Partition the Data

In data mining, a strategy for assessing the quality of model generalization is to partition the data source. A portion of the data, called the training data set, is used for preliminary model fitting. The rest is reserved for empirical validation and is often split into two parts: validation data and test data. The validation data set is used to prevent a modeling node from overfitting the training data and to compare models. The test data set is used for a final assessment of the model.

Note: In SAS Enterprise Miner, the default data partitioning method for class target variables is to stratify on the target variable or variables. This method is appropriate for this sample data because there is a large number of non-donors in the input data relative to the number of donors. Stratifying ensures that both non-donors and donors are well-represented in the data partitions.

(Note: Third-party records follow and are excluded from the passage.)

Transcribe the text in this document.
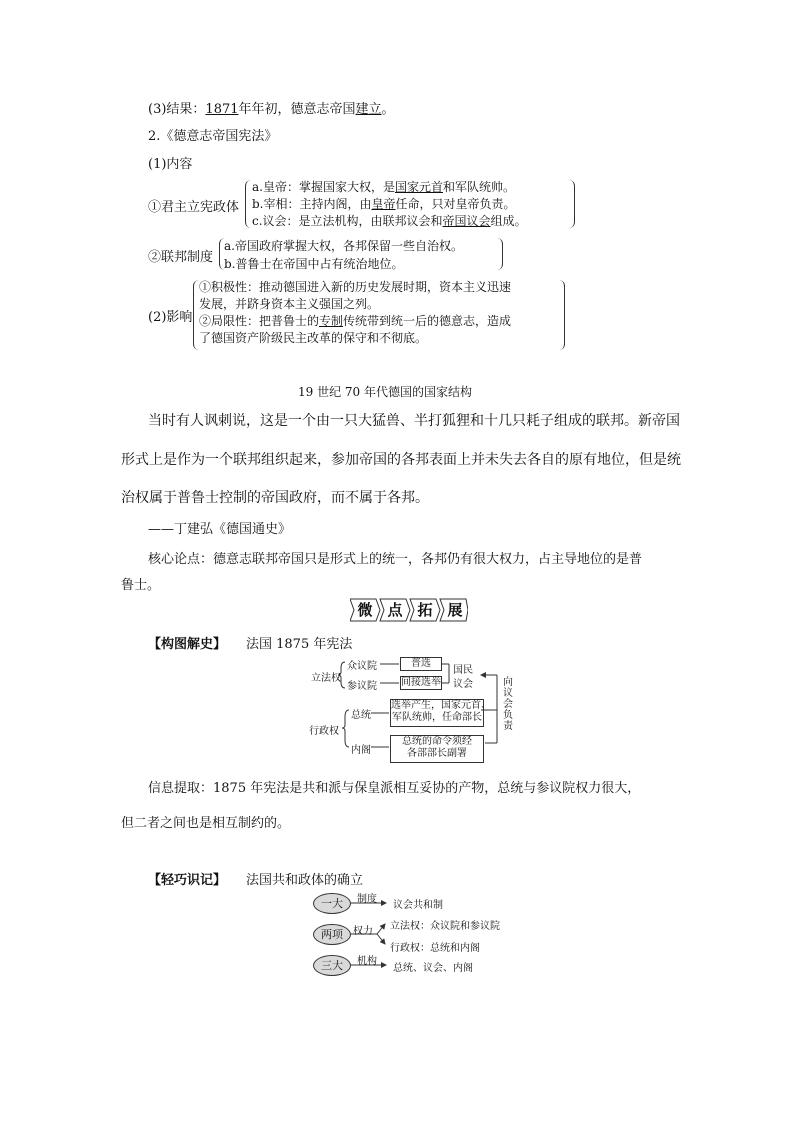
(3)结果：1871年年初，德意志帝国建立。
2.《德意志帝国宪法》
(1)内容
①君主立宪政体
a.皇帝：掌握国家大权，是国家元首和军队统帅。
b.宰相：主持内阁，由皇帝任命，只对皇帝负责。
c.议会：是立法机构，由联邦议会和帝国议会组成。
②联邦制度
a.帝国政府掌握大权，各邦保留一些自治权。
b.普鲁士在帝国中占有统治地位。
(2)影响
①积极性：推动德国进入新的历史发展时期，资本主义迅速
发展，并跻身资本主义强国之列。
②局限性：把普鲁士的专制传统带到统一后的德意志，造成
了德国资产阶级民主改革的保守和不彻底。
19 世纪 70 年代德国的国家结构
当时有人讽刺说，这是一个由一只大猛兽、半打狐狸和十几只耗子组成的联邦。新帝国
形式上是作为一个联邦组织起来，参加帝国的各邦表面上并未失去各自的原有地位，但是统
治权属于普鲁士控制的帝国政府，而不属于各邦。
——丁建弘《德国通史》
核心论点：德意志联邦帝国只是形式上的统一，各邦仍有很大权力，占主导地位的是普
鲁士。
微 点 拓 展
【构图解史】 法国 1875 年宪法
立法权
众议院
参议院
普选
间接选举
国民
议会	向议会负责
行政权
总统
选举产生，国家元首、
军队统帅，任命部长
内阁
总统的命令须经
各部部长副署
信息提取：1875 年宪法是共和派与保皇派相互妥协的产物，总统与参议院权力很大，
但二者之间也是相互制约的。
【轻巧识记】 法国共和政体的确立
一大	制度
议会共和制
两项	权力 立法权：众议院和参议院
行政权：总统和内阁
三大	机构
总统、议会、内阁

To use the Data Partition node to partition the input data into training and validation sets:

Select the Sample tab on the Toolbar.
Select the Data Partition node icon. Drag the node into the Diagram Workspace.
Connect the StatExplore node to the Data Partition node.
Select the Data Partition node. In the Properties Panel, scroll down to view the data set allocations in the Train properties.
- Click on the value of Training, and enter 55.0
- Click on the value of Validation, and enter 45.0
- Click on the value of Test, and enter 0.0
These properties define the percentage of input data that is used in each type of mining data set. In this example, you use a training data set and a validation data set, but you do not use a test data set.
In the Diagram Workspace, right-click the Data Partition node, and select Run from the resulting menu. Click Yes in the confirmation window that opens.
In the window that appears when processing completes, click OK.